Unlike Elizabeth Hurley, I did not plan a ‘special gift’ for my husband. I did not change my last name to his. I am glad, for when we parted legally there was no decision to be taken about reverting to the maiden name.
Recently, a police officer complained that his ex-wife was misusing his name. The Mumbai high court ruled that a divorced woman must not use her former husband’s name and surname anywhere, including in her bank account.
It is entirely possible that some women may misuse the ex-spouse’s name. But reports in the Indian media have been quite crass, especially with reference to high society women. “Often such women continue to keep their marital surnames after a divorce to ensure better networking, or to remain in the social circle.”
It does not take into account that there have been instances where the women find themselves in an awkward position and in the patriarchal system that even the puff brigade follows they become persona non grata. Those who are now talking about misuse quite forget that when the marriage was on, the men used these women as arm candy to up their visibility quotient. In many cases it meant showing off the wife in designer wear, which made it seem as though the male was in a position to pamper her. It is a fact that quite a few of these women got into some sort of business – usually jewellery designing, fashion, charity because of the connection. This is turn gave the men the added halo of being enablers of woman power!
Although I was quite comfortably-placed as a columnist when my ex met me – he got in touch with me as a reader – I know he was looked upon as some sort of saint. After all, I wrote “like that”! No offence meant, but he did manage to get that Pope-like beatific look on his face. I am sure our balcony would have been more Vatican than Romeo and Juliet.
Within marriages, too, there is the use/misuse aspect, but it is seen as legitimate, even if it crosses all limits of decent give-and-take. In family settings or in his work-related social situations, his last name was mentioned. In invitations that were meant for me, though, people went out of their way to confirm his and added it. I cannot understand. If a woman is expected to be Mrs. So-and so, then why does society become politically correct when it comes to male identity?
And what is the guarantee that the former male spouses do not misuse the woman’s name? The fact that she was a part of his social circle and has something going for her could well be enough bait. The male ego often uses it in rather disgusting ways. A certain film star from the South married to a well-known dancer started living in with another film star. He would shamelessly make personal digs about his ex-wife, aware that she was famous enough for people to be interested. She had retained her maiden name.
And then there is this socialite, quite known at one time in her field, who had a long-term relationship with an extremely prominent idiot. He left her for a younger woman, but she was pregnant. She bore him a son. Today, since she uses her first husband’s name, she had to approach him for permission to add to her son’s as well as gave the child this other man’s name although they were never married.
So, who is using whose name here? The ex- husband has his own life, but agreed to give his name to a son not his. Does it help him grab Page 3 eyeballs? The live-in guy for happily flaunting a son although he had nothing to later do with the woman? The woman for managing this coup?

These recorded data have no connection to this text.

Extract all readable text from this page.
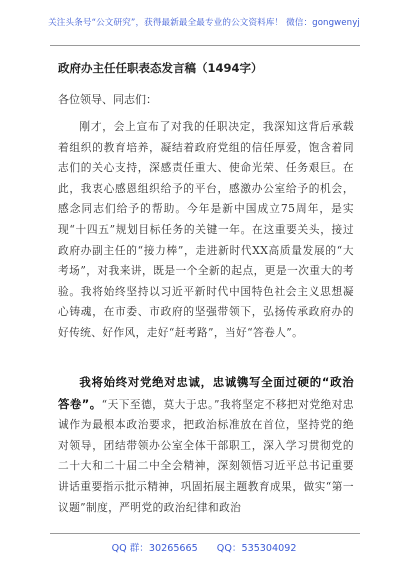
关注头条号“公文研究”，获得最新最全最专业的公文资料库！ 微信：gongwenyj
政府办主任任职表态发言稿（1494字）
各位领导、同志们：

刚才，会上宣布了对我的任职决定，我深知这背后承载着组织的教育培养，凝结着政府党组的信任厚爱，饱含着同志们的关心支持，深感责任重大、使命光荣、任务艰巨。在此，我衷心感恩组织给予的平台，感激办公室给予的机会，感念同志们给予的帮助。今年是新中国成立75周年，是实现“十四五”规划目标任务的关键一年。在这重要关头，接过政府办副主任的“接力棒”，走进新时代XX高质量发展的“大考场”，对我来讲，既是一个全新的起点，更是一次重大的考验。我将始终坚持以习近平新时代中国特色社会主义思想凝心铸魂，在市委、市政府的坚强带领下，弘扬传承政府办的好传统、好作风，走好“赶考路”，当好“答卷人”。

我将始终对党绝对忠诚，忠诚镌写全面过硬的“政治答卷”。“天下至德，莫大于忠。”我将坚定不移把对党绝对忠诚作为最根本政治要求，把政治标准放在首位，坚持党的绝对领导，团结带领办公室全体干部职工，深入学习贯彻党的二十大和二十届二中全会精神，深刻领悟习近平总书记重要讲话重要指示批示精神，巩固拓展主题教育成果，做实“第一议题”制度，严明党的政治纪律和政治

QQ 群：30265665 QQ：535304092
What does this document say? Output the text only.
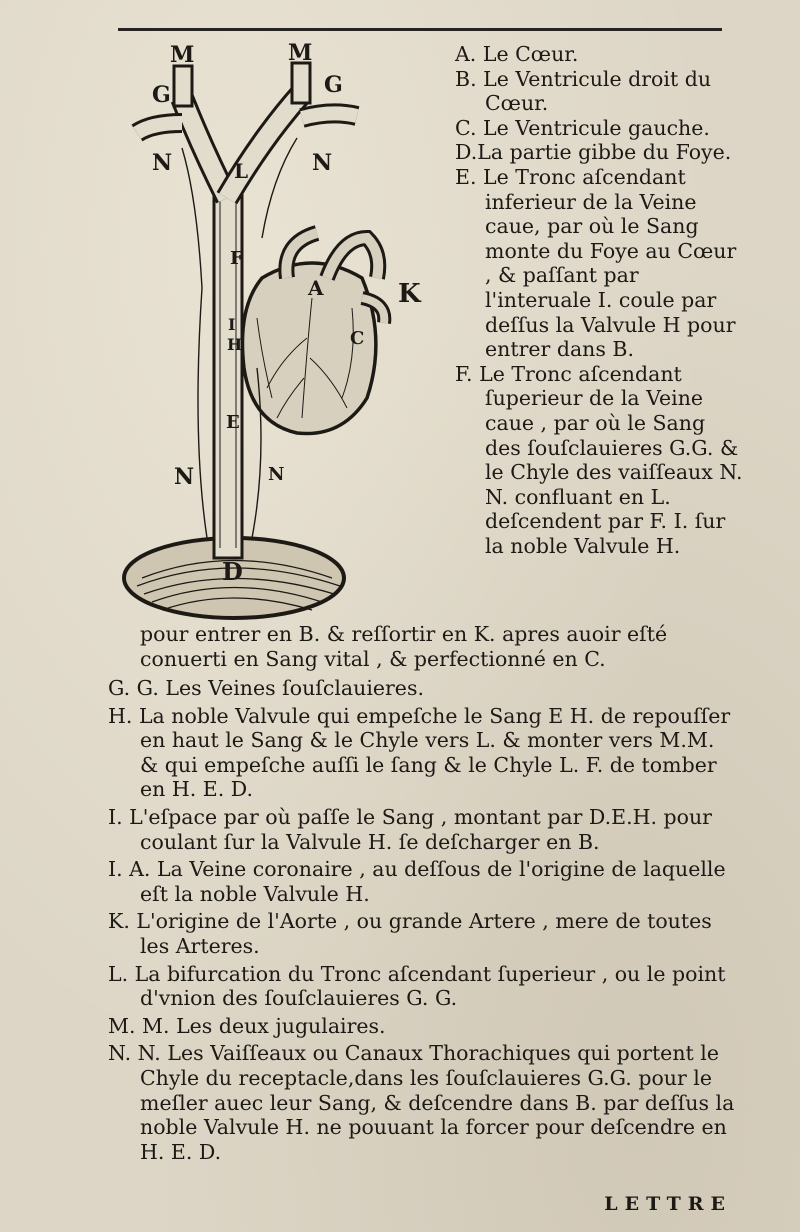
M	M
G	G
N	N
L
A	K
F
I
H	C
E
N	N
D
A. Le Cœur.
B. Le Ventricule droit du Cœur.
C. Le Ventricule gauche.
D.La partie gibbe du Foye.
E. Le Tronc aſcendant inferieur de la Veine caue, par où le Sang monte du Foye au Cœur , & paſſant par l'interuale I. coule par deſſus la Valvule H pour entrer dans B.
F. Le Tronc aſcendant ſuperieur de la Veine caue , par où le Sang des ſouſclauieres G.G. & le Chyle des vaiſſeaux N. N. confluant en L. deſcendent par F. I. ſur la noble Valvule H.
pour entrer en B. & reſſortir en K. apres auoir eſté conuerti en Sang vital , & perfectionné en C.
G. G. Les Veines ſouſclauieres.
H. La noble Valvule qui empeſche le Sang E H. de repouſſer en haut le Sang & le Chyle vers L. & monter vers M.M. & qui empeſche auſſi le ſang & le Chyle L. F. de tomber en H. E. D.
I. L'eſpace par où paſſe le Sang , montant par D.E.H. pour coulant ſur la Valvule H. ſe deſcharger en B.
I. A. La Veine coronaire , au deſſous de l'origine de laquelle eſt la noble Valvule H.
K. L'origine de l'Aorte , ou grande Artere , mere de toutes les Arteres.
L. La bifurcation du Tronc aſcendant ſuperieur , ou le point d'vnion des ſouſclauieres G. G.
M. M. Les deux jugulaires.
N. N. Les Vaiſſeaux ou Canaux Thorachiques qui portent le Chyle du receptacle,dans les ſouſclauieres G.G. pour le meſler auec leur Sang, & deſcendre dans B. par deſſus la noble Valvule H. ne pouuant la forcer pour deſcendre en H. E. D.
LETTRE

The father of her child married again and has a daughter, and apparently everyone lives happily including a daughter from his first marriage who is probably as old as his third wife.
Since these people belong to the charmed circle, no one really bothers. It will be difficult for people who lead different lives. If the courts have announced their verdict in one case and it is said it would set a precedent, it is really a regressive verdict painting women as ‘marriage careerists’. It might also help if the law then gives women who have custody of the children to let them use the mother’s name.
We need to look at the issue holistically and not throw away traditional nomenclature while remaining conservative.
Therefore, I cannot understand why Elizabeth Hurley is making a noise about the special gift for her husband. She is adding his last name to his and that too, as one report states, “when she is not working”. He married her when she was working and the hyphenated Elizabeth Hurley-Nayar would not affect her career. Her reason is, “Arun is quite old fashioned about these things.” For three years that they were married was it okay? A friend told the papers, “She is doing this to please him. It’s her publicly accepting that she is his woman.”
For years before they were married, it was obvious that they were a couple. To make it more than clear they even tried making out in the first class cabin of a British Airways aircraft. Their wedding ceremonies were the typical exotica geared for ‘Hello!’ magazine. All this was public. She won’t become his woman by adding his name just as he won’t cease to be the guy she married by not adding her name to his.
Relationships, marriage or otherwise, need more than seals of any kind. And if it is a seal that keeps you in it – not to speak of mortgages and children – then that constitutes misuse.